Adriano Sofri, la Repubblica 1/8/2014, 1 agosto 2014
IL MURO DI ISRAELE E I RAGAZZI CON LE FIONDE
GERUSALEMME
Qualche giorno fa, all’aeroporto di Tel Aviv, una giovane donna della sicurezza mi rivolgeva, come succede a chi entri da giornalista, una lunga serie di domande. Domande gentili, che hanno presto lasciato il posto a una conversazione. Le ho detto, alla fine, che distinguo fra l’esistenza dello Stato di Israele, cui sono fortemente legato, e le azioni dei suoi governi, dalle quali spesso fortemente dissento, e che comunque ero venuto per vedere e ascoltare, e avrei raccontato quello che avrei ascoltato e visto.

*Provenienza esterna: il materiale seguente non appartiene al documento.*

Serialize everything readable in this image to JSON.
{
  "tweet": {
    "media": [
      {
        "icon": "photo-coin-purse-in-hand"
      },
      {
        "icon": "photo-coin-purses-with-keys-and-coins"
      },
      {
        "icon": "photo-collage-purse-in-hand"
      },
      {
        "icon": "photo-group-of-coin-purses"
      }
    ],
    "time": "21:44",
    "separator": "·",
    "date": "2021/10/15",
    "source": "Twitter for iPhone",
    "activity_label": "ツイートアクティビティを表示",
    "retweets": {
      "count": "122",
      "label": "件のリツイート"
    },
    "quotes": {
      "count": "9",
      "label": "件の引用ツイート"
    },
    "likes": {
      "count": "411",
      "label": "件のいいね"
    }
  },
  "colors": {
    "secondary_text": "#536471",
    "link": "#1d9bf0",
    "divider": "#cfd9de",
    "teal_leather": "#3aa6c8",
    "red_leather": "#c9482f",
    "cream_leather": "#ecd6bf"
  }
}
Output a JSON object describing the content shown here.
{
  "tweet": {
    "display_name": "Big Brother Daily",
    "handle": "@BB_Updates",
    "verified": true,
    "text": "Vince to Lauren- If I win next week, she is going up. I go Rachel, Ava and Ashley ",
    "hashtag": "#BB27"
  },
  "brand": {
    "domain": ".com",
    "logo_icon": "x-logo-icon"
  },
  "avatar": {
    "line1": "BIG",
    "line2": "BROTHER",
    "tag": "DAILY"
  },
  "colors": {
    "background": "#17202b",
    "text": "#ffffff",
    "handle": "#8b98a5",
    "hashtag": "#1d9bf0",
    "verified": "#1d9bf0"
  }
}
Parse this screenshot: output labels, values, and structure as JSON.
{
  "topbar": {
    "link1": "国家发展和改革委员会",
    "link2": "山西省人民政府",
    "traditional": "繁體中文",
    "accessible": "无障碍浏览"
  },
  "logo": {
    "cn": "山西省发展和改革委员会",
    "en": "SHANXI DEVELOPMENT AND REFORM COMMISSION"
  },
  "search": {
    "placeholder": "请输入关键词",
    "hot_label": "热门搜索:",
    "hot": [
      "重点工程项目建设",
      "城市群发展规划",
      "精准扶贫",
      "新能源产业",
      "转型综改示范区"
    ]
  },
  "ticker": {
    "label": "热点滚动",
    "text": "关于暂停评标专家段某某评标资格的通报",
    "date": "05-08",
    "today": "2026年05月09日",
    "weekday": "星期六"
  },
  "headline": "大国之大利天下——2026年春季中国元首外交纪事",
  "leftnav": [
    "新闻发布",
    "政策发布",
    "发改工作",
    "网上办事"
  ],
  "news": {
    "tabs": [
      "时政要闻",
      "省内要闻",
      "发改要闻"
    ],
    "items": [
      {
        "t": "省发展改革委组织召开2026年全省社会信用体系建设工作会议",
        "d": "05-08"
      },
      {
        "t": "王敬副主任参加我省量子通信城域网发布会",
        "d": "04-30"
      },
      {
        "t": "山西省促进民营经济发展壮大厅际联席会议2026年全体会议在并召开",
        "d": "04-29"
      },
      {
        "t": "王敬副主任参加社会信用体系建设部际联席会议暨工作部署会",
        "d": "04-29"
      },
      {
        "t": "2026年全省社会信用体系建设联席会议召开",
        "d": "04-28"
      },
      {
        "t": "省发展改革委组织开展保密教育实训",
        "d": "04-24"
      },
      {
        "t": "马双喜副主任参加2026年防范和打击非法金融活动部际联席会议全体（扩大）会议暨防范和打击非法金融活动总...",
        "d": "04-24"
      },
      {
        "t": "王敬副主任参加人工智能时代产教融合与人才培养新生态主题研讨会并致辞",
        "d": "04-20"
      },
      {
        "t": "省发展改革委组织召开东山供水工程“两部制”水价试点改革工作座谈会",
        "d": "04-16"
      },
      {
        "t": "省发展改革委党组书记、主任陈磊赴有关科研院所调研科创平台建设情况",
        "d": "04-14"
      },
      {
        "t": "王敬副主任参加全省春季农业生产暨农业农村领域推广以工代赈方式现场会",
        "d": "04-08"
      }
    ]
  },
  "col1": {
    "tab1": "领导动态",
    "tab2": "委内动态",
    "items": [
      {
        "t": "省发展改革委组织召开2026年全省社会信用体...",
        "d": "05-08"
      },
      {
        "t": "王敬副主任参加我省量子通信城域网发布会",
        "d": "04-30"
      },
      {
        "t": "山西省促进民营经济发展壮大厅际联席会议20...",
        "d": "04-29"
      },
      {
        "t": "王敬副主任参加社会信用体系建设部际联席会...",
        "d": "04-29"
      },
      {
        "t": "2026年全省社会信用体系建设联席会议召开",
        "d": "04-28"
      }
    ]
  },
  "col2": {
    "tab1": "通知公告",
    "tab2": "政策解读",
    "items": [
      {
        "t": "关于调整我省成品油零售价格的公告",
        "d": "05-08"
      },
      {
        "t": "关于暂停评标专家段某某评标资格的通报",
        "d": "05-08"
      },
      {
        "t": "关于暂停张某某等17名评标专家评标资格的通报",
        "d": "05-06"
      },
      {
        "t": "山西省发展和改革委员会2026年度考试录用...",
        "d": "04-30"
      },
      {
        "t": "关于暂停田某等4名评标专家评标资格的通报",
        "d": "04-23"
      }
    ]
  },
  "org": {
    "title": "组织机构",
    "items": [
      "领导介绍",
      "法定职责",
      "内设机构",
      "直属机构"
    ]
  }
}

Simili colloqui d’ingresso sono spiegabili nelle condizioni di Israele o dei Territori palestinesi, e tuttavia suscitano il sospetto che si voglia indurre a un’autocensura o intimidire il visitatore. Cosicché vorrei raccontare prima di tutto alcune delle cose che ho visto e sentito, pregando chi legge di smettere subito, oppure di arrivare in fondo, per evitare un marchiano fraintendimento.
Ho visto alcune dimostrazioni nei villaggi palestinesi di Bil’in, Ni’ilin e Nabi Saleh, in Cisgiordania. Manifestazioni di routine, somiglianti quasi a una recita in cui ciascuno fa scrupolosamente la propria parte: adulti, giovani e bambini, e sostenitori stranieri, che avanzano battendo le mani su bidoni, sventolando bandiere, scandendo slogan, finché i più risoluti si spingono fin sotto il Muro di separazione, il quale intanto hanno preso posizione i militari israeliani e i loro blindati. C’è uno scambio rituale di frasi, sempre le stesse — una è proprio la stessa da entrambe le parti: «Tornatevene a casa» — poi comincia lo scontro. Ragazzi lanciano con le fionde: non quelle con la forcella, quelle che si fanno roteare fino a rilasciarne un capo, in modo da ricordare più incresciosamente il pastore Davide. Un soldato grida: «Vuoi altro gas?», ricordando anche lui qualcosa di terribile, senza volere. Qualcuno lancia pietre, qualcuno esplode granate assordanti, lacrimogeni, proiettili di gomma, non importa chi ha cominciato oggi, c’è confusione, fughe, nuove avanzate, insulti, ci sono dei feriti.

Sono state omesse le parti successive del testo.